Como todas las
tardes de verano, después de una siesta prolongada, el viejo saca las dos
sillas de plástico a la vereda mientras su mujer prepara el mate. Son cerca de
las siete. El asfalto todavía está caliente pero el sol, en ese horario, se
esconde tras la copa del paraíso y entonces ellos pueden matear a su sombra.
Ahora la gorda llega con el mate y se sienta en la silla vacía. Gorda, así le
dice él desde que tenían veintipico. En aquel entonces era sólo un sobrenombre
cariñoso, pero ahora, además, se transformó en una descripción real de su
cuerpo dejado, abandonado por el paso del tiempo.
El mate en una
mano y la pava en la otra junto con un repasador.
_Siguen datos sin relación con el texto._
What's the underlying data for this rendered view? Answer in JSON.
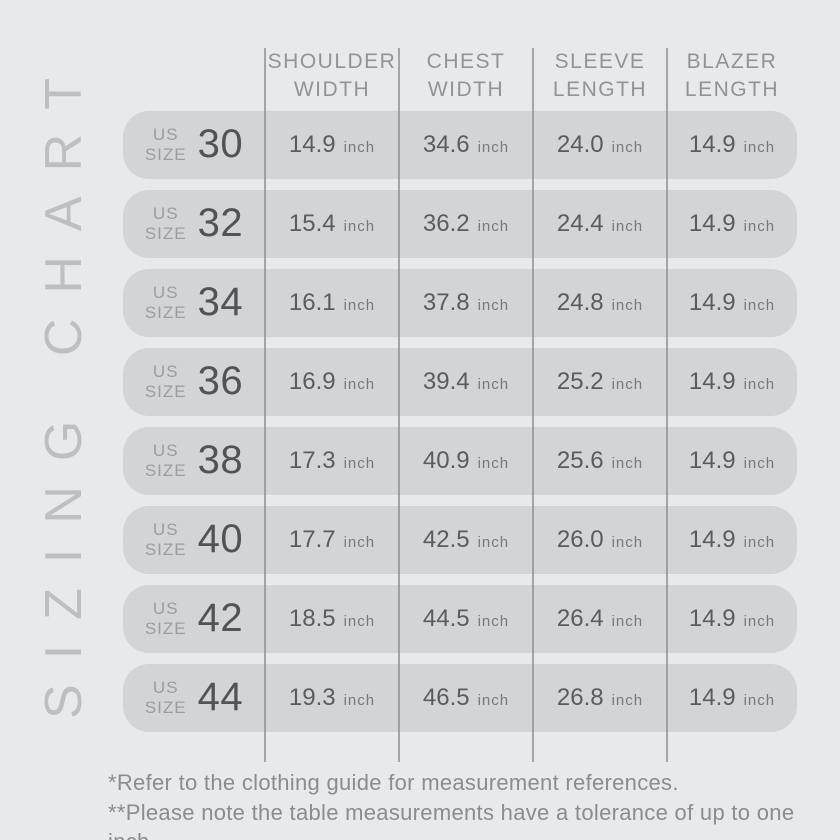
{
  "page": {
    "background_color": "#e8e9ea",
    "row_pill_color": "#d2d4d5"
  },
  "title": {
    "vertical_label": "SIZING CHART"
  },
  "table": {
    "column_headers": [
      "SHOULDER\nWIDTH",
      "CHEST\nWIDTH",
      "SLEEVE\nLENGTH",
      "BLAZER\nLENGTH"
    ],
    "size_prefix": {
      "line1": "US",
      "line2": "SIZE"
    },
    "unit": "inch",
    "rows": [
      {
        "size": "30",
        "shoulder_width": "14.9",
        "chest_width": "34.6",
        "sleeve_length": "24.0",
        "blazer_length": "14.9"
      },
      {
        "size": "32",
        "shoulder_width": "15.4",
        "chest_width": "36.2",
        "sleeve_length": "24.4",
        "blazer_length": "14.9"
      },
      {
        "size": "34",
        "shoulder_width": "16.1",
        "chest_width": "37.8",
        "sleeve_length": "24.8",
        "blazer_length": "14.9"
      },
      {
        "size": "36",
        "shoulder_width": "16.9",
        "chest_width": "39.4",
        "sleeve_length": "25.2",
        "blazer_length": "14.9"
      },
      {
        "size": "38",
        "shoulder_width": "17.3",
        "chest_width": "40.9",
        "sleeve_length": "25.6",
        "blazer_length": "14.9"
      },
      {
        "size": "40",
        "shoulder_width": "17.7",
        "chest_width": "42.5",
        "sleeve_length": "26.0",
        "blazer_length": "14.9"
      },
      {
        "size": "42",
        "shoulder_width": "18.5",
        "chest_width": "44.5",
        "sleeve_length": "26.4",
        "blazer_length": "14.9"
      },
      {
        "size": "44",
        "shoulder_width": "19.3",
        "chest_width": "46.5",
        "sleeve_length": "26.8",
        "blazer_length": "14.9"
      }
    ]
  },
  "footnotes": [
    "*Refer to the clothing guide for measurement references.",
    "**Please note the table measurements have a tolerance of up to one inch."
  ]
}
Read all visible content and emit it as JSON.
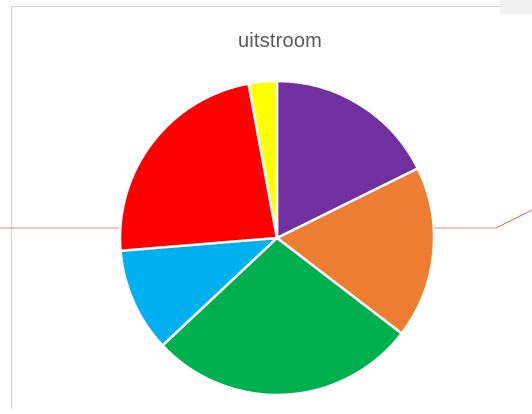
{
  "chart_data": {
    "type": "pie",
    "title": "uitstroom",
    "slices": [
      {
        "value": 17.7,
        "color": "#7030A0",
        "color_name": "purple"
      },
      {
        "value": 17.7,
        "color": "#ED7D31",
        "color_name": "orange"
      },
      {
        "value": 27.6,
        "color": "#00B050",
        "color_name": "green"
      },
      {
        "value": 10.7,
        "color": "#00B0F0",
        "color_name": "light blue"
      },
      {
        "value": 23.4,
        "color": "#FF0000",
        "color_name": "red"
      },
      {
        "value": 2.9,
        "color": "#FFFF00",
        "color_name": "yellow"
      }
    ],
    "start_angle_deg": 0,
    "direction": "clockwise",
    "slice_separator_color": "#FFFFFF",
    "legend": "none",
    "data_labels": "none"
  },
  "annotations": {
    "connector_line_color": "#E0605A"
  }
}
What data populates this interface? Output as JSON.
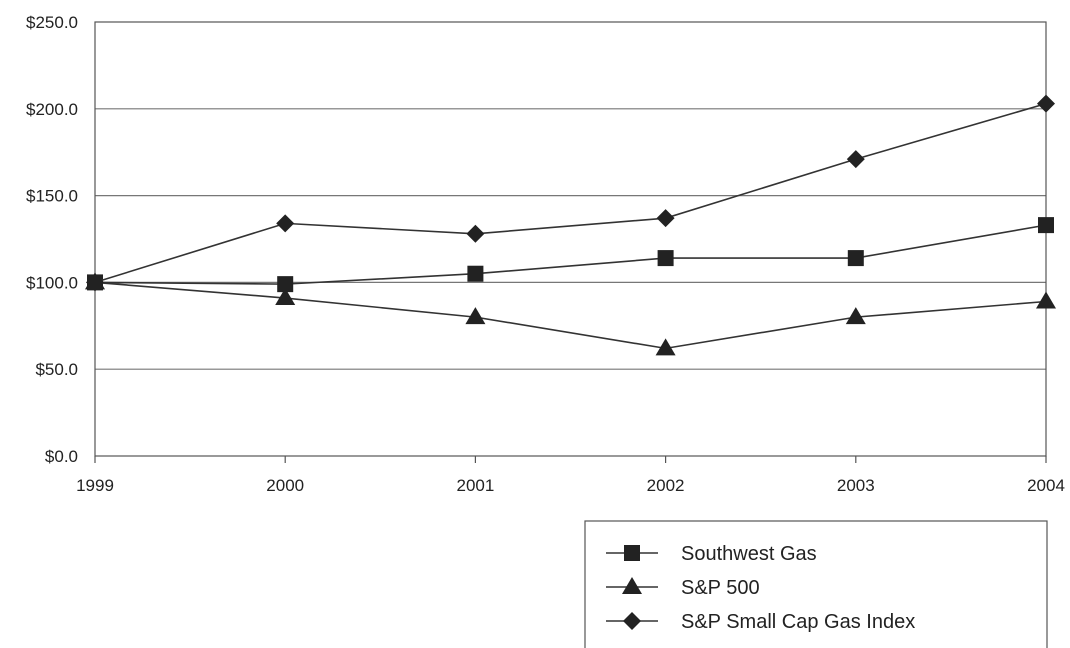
{
  "chart_data": {
    "type": "line",
    "x": [
      "1999",
      "2000",
      "2001",
      "2002",
      "2003",
      "2004"
    ],
    "ylim": [
      0,
      250
    ],
    "yticks": [
      "$0.0",
      "$50.0",
      "$100.0",
      "$150.0",
      "$200.0",
      "$250.0"
    ],
    "ytick_values": [
      0,
      50,
      100,
      150,
      200,
      250
    ],
    "grid": "horizontal",
    "legend_position": "bottom-right",
    "series": [
      {
        "name": "Southwest Gas",
        "marker": "square",
        "values": [
          100,
          99,
          105,
          114,
          114,
          133
        ]
      },
      {
        "name": "S&P 500",
        "marker": "triangle",
        "values": [
          100,
          91,
          80,
          62,
          80,
          89
        ]
      },
      {
        "name": "S&P Small Cap Gas Index",
        "marker": "diamond",
        "values": [
          100,
          134,
          128,
          137,
          171,
          203
        ]
      }
    ],
    "line_color": "#333333",
    "marker_color": "#222222",
    "grid_color": "#777777"
  }
}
Nada de termos. Aunque Julio
les ha regalado muchos termos en distintos cumpleaños, ellos eligen la pava
porque son clásicos, conservadores. Ni siquiera disimulan cuando los visita el
hijo. Julio es tan distraído que todos los años podría regalarles un termo y no
darse cuenta que su madre seguirá cebando con la pava.
Tomá, capaz que
está fresco porque es el primero, le dice ella. Él chupa el mate hasta que hace
ruido y se lo devuelve en silencio. Ella, que puso un repasador sobre su falda,
se estira la remera que se le mete en cada pliegue de su panza y mueve un poco
la bombilla antes de cebar el segundo. Después le alcanza el tercero y se toma
el cuarto. Pueden estar toda la tarde en silencio mirando los autos que pasan o
los vecinos que van y vienen. Como si todo lo que pudieran decirse ya hubiera
sido dicho en esos sesenta y dos años que llevan juntos, como si ya no hicieran
falta las palabras, como si pudieran entenderse prescindiendo de la
comunicación. Además, para él, hablar no es ni un entretenimiento ni un
ejercicio que podría resultar placentero, sino que es un instrumento que se usa
cuando hay necesidad. Para ella no, a ella le encanta hablar, pero tiene que
esperar que venga su hermana o Mónica, su vecina, porque con su marido no hay
caso.
Sin embargo, es
él quien rompe el silencio cuando ve venir a Daniela con nachito. Mirá que
grande se puso el nachito, ya camina solo y al ritmo de la madre, dijo. Volvían
del supermercado, ella llevaba unas bolsas con una mano y al nene con la otra.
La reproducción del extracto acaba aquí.